Lore24 Jan 8: Atra-Ippur

 A bit over fifty years ago the fields of a farmer named Nabir suddenly split open, and a river of lava burst forth from the vast crevice. As it cooled the next eruption piled even more on top. For seven months, seven weeks, and seven days the mound grew to a hill, and the hill grew to a mountain. The lava caused a wildfire, the ash blanketed the fields, and the resulting famine killed hundreds. The priests prayed in vain, and even the Sorcerer-King’s powers proved insufficient to stop the devastation. Defeated, Ea-Nur ordered the grain of the surrounding towns seized and transported to the afflicted capital. The resulting food riots killed thousands. 

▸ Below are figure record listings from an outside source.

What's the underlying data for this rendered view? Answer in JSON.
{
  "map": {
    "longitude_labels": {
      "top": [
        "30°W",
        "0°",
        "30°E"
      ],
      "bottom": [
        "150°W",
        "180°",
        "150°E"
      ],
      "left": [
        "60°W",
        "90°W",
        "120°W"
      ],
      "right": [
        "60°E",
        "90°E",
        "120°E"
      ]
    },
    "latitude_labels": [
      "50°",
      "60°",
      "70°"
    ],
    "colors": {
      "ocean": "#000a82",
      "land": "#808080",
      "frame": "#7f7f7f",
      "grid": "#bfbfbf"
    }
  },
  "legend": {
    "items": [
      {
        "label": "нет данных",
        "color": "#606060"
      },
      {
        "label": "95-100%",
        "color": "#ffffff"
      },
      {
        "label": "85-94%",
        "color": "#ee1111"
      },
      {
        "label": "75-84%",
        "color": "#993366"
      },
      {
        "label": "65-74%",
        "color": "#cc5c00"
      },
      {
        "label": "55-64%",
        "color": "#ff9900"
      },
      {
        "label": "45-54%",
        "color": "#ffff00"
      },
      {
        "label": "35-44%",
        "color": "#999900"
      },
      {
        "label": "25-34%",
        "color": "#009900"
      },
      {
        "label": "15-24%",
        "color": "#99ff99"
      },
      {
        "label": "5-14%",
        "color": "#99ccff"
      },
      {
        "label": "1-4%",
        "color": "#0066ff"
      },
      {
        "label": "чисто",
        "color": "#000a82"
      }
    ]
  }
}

As soon as the toxic gases stopped billowing from the newly-formed caldera, the priests were ordered to scale the volcano and talk to whatever power dwelled therein. It had no name, so the priests called it Atra-Ippur, for it has appeared next to the city of Nashat-Ippur. They then made an effigy of bronze and arsenic for the new god to inhabit and speak through. They sacrificed a black bull and five sheep, and would have sacrificed a virgin too, if the god didn’t cry out. He said he was a patron of those who worked with their hands, and that the city’s treatment of them had offended him. He also said that his fires would swallow anyone who offered him the life of another thinking being. The priests fell to their knees and promised him a temple in the city, sacrifices every year, and servants and slaves to do with as he wills, if he would come to the city, and promise to spare their lives. Atra-Ippur said that he will do so, if they could find him an honest man, who works with his hands to be his high priest. 

The priests deliberated, and argued among each other, and finally made their choice. They brought forth the general Mashda. They said ‘here is a man who earns his wages with his hands, as he wields a sword for the king’. The god laughed, and said ‘this man hasn’t drawn his sword in a decade, and the last time he did, it was to pick bones from his teeth’. Next the priests brought out Kud Ba-wu, the priest who held the sacrificial animals down at the altar, so they wouldn’t escape. They said ‘here is a man who works with his hands, he holds the sacrifices still so they can go before the gods’. The god said ‘this man has been deceiving you. For years he has fed the sacrificial animals with the tears of the white poppy flower, so they require no holding down during your ceremonies’. The priests then brought out the scion of the House Akamat and said ‘here is a man who earns his bread with his hands, for he counts the money, and writes the letters of trade’. Atra-Ippur shook his head and said ‘this mans hand is soft, his throat dry, and his body is pudgy. He hasn’t worked a day in his life with his hands, and if the next man you bring before me isn’t someone that supports himself with his hands, I will burn down you palaces and temples, and only the wild animals will roam this place until the day the sun goes dark, and the world freezes over’. This frightened the priests mightily, and they whispered and argued among themselves for three days, not able to come to a conclusion. 

On the third day Anum-Eresh climbed the mountain. He was a silversmith who was working on one of the temples. ‘You fool, you have doomed us all’ cried the priests ‘why have you come here?’ ‘I came to tell you that silver you ordered from the south is of the wrong grade. I know little of the gods, but if I know one thing it’s that they will surely punish us if we don’t use the best silver for their temples. So I beg of you to turn this merchant back, and withhold his pay until he brings us the correct grade silver.’ The priests grew angry, but the god laughed. ‘This man is wiser than all of you combined, and it’s clear as day he works with his hands’ Atra-Ippur said. ‘He shall be my high priest, and your city shall stand’. And this is how the god Atra-Ippur came to reside in the town of Nashat-Ippur for which he was named.